True Widow – s/t
(Release Date: Nov. 11, 2008, End Sounds)
By Matthew Ralph
I have a confession to make. When I first heard about this band I mistook them for a spin-off of Slowdive when in actuality they are a spin-off of Slowride. I lived with this illusion up until about the time I sat down to start writing a review. As I was writing the review in my head, I started to think about how often bands with former members of awe-inspiring bands underwhelm because of how high the expectation is. The Loose Salute and The Autumn Defense came to mind as I started to craft an opening paragraph.
As it turns out, True Widow doesn’t buck that trend because their only connection to the legendary shoegaze act is that they spun off from a band with a name that sounds like Slowdive. I’ve not heard Slowride to make any comparisons, but my confusion perhaps lasted as long as it did because True Widow’s sound isn’t too far off the well worn path of bands that would be listed as “followers of” in Slowdive’s entry on All Music. As critics of the shoegaze/slowcore/whatever you want to call it movement would probably say, the brooding distortion-layered soundscapes all more or less sound the same anyway.

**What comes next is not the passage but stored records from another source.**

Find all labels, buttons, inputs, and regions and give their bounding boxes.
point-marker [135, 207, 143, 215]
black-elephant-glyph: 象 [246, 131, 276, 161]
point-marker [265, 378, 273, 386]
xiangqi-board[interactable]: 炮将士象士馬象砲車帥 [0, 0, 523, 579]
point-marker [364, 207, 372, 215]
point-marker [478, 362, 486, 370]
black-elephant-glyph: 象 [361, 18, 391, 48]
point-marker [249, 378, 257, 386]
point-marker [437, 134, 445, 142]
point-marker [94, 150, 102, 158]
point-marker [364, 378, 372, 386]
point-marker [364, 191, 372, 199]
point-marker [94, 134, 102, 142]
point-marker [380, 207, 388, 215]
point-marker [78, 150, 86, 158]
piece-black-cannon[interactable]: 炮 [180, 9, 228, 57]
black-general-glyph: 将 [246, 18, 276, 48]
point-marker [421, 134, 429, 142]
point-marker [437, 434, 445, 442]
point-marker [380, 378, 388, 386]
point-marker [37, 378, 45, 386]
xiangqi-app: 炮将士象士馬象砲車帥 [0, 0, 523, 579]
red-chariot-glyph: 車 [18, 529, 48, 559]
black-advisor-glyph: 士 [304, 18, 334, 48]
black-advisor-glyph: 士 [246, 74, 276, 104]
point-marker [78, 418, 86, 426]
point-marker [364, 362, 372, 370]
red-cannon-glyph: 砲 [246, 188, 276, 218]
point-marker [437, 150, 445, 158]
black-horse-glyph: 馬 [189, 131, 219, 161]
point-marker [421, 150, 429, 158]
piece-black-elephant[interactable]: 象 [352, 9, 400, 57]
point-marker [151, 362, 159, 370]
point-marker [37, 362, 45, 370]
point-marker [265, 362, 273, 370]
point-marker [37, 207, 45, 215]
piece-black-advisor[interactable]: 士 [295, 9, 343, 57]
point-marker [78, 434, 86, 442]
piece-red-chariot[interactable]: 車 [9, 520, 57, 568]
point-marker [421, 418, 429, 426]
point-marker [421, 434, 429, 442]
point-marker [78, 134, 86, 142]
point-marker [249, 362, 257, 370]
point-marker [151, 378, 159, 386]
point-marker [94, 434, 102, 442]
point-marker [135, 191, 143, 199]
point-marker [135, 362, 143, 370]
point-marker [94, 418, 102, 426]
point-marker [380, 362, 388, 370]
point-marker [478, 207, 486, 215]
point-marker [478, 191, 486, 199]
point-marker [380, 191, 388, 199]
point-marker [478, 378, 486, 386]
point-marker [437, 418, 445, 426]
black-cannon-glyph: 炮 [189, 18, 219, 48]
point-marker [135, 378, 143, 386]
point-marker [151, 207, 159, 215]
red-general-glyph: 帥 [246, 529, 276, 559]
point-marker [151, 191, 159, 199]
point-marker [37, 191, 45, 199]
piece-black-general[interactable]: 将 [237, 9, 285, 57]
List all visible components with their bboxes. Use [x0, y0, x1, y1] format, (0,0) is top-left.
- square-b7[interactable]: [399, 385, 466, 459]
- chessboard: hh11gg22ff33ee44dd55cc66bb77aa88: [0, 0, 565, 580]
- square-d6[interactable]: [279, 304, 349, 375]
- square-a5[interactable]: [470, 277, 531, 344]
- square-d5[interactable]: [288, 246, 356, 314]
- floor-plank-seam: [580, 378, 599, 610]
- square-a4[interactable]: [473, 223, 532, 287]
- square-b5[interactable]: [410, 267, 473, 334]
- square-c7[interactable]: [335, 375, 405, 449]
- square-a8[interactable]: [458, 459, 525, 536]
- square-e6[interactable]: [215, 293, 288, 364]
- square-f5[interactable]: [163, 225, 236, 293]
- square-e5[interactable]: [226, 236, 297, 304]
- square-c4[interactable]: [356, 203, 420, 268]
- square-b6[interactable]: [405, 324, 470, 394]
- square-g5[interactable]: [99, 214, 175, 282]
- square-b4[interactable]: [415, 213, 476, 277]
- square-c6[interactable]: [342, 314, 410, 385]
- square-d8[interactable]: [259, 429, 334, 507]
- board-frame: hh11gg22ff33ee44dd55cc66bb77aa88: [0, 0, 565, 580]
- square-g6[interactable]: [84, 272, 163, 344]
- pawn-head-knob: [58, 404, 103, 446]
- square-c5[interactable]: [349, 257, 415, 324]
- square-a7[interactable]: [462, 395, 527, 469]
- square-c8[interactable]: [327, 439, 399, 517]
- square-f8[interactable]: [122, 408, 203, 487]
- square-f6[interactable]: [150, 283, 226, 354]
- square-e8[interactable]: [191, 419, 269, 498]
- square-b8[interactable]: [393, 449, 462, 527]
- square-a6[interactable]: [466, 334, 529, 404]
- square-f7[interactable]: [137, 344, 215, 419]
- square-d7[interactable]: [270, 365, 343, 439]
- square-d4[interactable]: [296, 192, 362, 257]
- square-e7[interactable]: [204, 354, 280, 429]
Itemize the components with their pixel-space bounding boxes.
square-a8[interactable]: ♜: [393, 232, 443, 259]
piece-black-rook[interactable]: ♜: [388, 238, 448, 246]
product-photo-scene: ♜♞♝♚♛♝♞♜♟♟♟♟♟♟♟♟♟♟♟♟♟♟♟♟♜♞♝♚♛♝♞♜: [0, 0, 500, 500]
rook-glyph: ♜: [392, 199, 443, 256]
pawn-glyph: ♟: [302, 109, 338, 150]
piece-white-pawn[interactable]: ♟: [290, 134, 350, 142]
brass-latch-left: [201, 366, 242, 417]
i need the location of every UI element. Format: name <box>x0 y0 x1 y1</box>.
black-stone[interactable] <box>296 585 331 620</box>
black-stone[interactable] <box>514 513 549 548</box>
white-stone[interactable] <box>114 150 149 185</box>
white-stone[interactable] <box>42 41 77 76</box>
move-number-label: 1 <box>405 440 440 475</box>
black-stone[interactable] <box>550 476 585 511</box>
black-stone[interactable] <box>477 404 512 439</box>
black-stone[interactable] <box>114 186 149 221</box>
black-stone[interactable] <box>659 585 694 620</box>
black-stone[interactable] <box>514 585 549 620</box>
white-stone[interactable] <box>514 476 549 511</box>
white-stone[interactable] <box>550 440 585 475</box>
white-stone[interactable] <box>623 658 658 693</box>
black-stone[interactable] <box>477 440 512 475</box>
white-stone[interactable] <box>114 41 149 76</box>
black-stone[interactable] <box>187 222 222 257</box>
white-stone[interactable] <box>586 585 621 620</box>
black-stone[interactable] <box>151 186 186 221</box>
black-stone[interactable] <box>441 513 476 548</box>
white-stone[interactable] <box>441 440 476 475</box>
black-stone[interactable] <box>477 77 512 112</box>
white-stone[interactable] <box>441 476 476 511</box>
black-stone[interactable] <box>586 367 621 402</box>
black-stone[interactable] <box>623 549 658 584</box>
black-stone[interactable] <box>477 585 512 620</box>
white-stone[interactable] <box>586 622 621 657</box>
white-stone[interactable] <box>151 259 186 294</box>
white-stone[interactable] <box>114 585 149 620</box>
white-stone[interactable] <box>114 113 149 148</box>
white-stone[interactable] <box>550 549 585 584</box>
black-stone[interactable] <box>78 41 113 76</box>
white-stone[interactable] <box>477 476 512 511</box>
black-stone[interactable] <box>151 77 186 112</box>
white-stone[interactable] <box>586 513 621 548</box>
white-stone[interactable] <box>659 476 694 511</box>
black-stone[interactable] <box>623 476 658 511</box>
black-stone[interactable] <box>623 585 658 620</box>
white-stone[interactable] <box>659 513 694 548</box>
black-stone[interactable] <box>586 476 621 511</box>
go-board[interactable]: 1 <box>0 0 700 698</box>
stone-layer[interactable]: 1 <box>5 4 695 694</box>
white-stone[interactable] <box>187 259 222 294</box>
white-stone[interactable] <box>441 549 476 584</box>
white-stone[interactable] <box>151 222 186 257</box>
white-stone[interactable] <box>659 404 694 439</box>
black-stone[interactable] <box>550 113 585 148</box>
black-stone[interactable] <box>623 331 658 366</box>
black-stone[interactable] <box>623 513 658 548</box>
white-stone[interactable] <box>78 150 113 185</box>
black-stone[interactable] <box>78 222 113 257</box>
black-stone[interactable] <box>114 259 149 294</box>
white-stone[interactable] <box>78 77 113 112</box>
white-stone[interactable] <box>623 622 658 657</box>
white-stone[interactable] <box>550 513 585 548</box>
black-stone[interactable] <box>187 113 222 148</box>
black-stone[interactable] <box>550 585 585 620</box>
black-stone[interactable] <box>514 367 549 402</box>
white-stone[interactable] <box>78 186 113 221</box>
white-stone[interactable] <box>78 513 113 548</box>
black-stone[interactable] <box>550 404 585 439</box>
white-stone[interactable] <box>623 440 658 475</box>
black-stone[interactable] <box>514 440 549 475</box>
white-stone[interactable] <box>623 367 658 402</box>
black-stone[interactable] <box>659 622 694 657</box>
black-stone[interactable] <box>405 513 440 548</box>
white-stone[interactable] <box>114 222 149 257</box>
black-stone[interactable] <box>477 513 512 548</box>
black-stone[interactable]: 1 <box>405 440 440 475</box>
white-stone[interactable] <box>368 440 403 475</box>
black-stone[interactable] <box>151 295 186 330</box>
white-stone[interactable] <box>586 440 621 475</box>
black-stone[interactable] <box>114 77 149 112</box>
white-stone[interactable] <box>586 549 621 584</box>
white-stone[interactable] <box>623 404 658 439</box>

Long a fan of the genre, I’ve listened to plenty of bands like this that weren’t worth my time to know that True Widow offer something more than a mundane repackaging of the all-our-songs-sound-the-same motif.
Listening to the alternating bursts of melodic noise and heavy pedal-happy guitar licks move along patiently to singer Dan Phillips’ brooding and sometimes buried beneath the surface (and sometimes backed by a lush female voice) vocals, I’m reminded of the droning guitar-heavy indie-rock I listened to as a teenager to escape mindless overly optimistic pop music.
This isn’t to say, even though bands like My Bloody Valentine, Starflyer 59, Ester Drang and Sonic Youth are at times brought to my mind, that the music is dated or irrelevant. It may or may not win over critics of the genre or even fans of Phillips’ former punk/emo fan-appreciated “pummeling onslaught” of a band, but this self-titled debut captured my undivided attention even after I discovered none of the band’s members had ever shared the stage with Neil Halstead and company in the glory days of the Scottish shoegaze scene.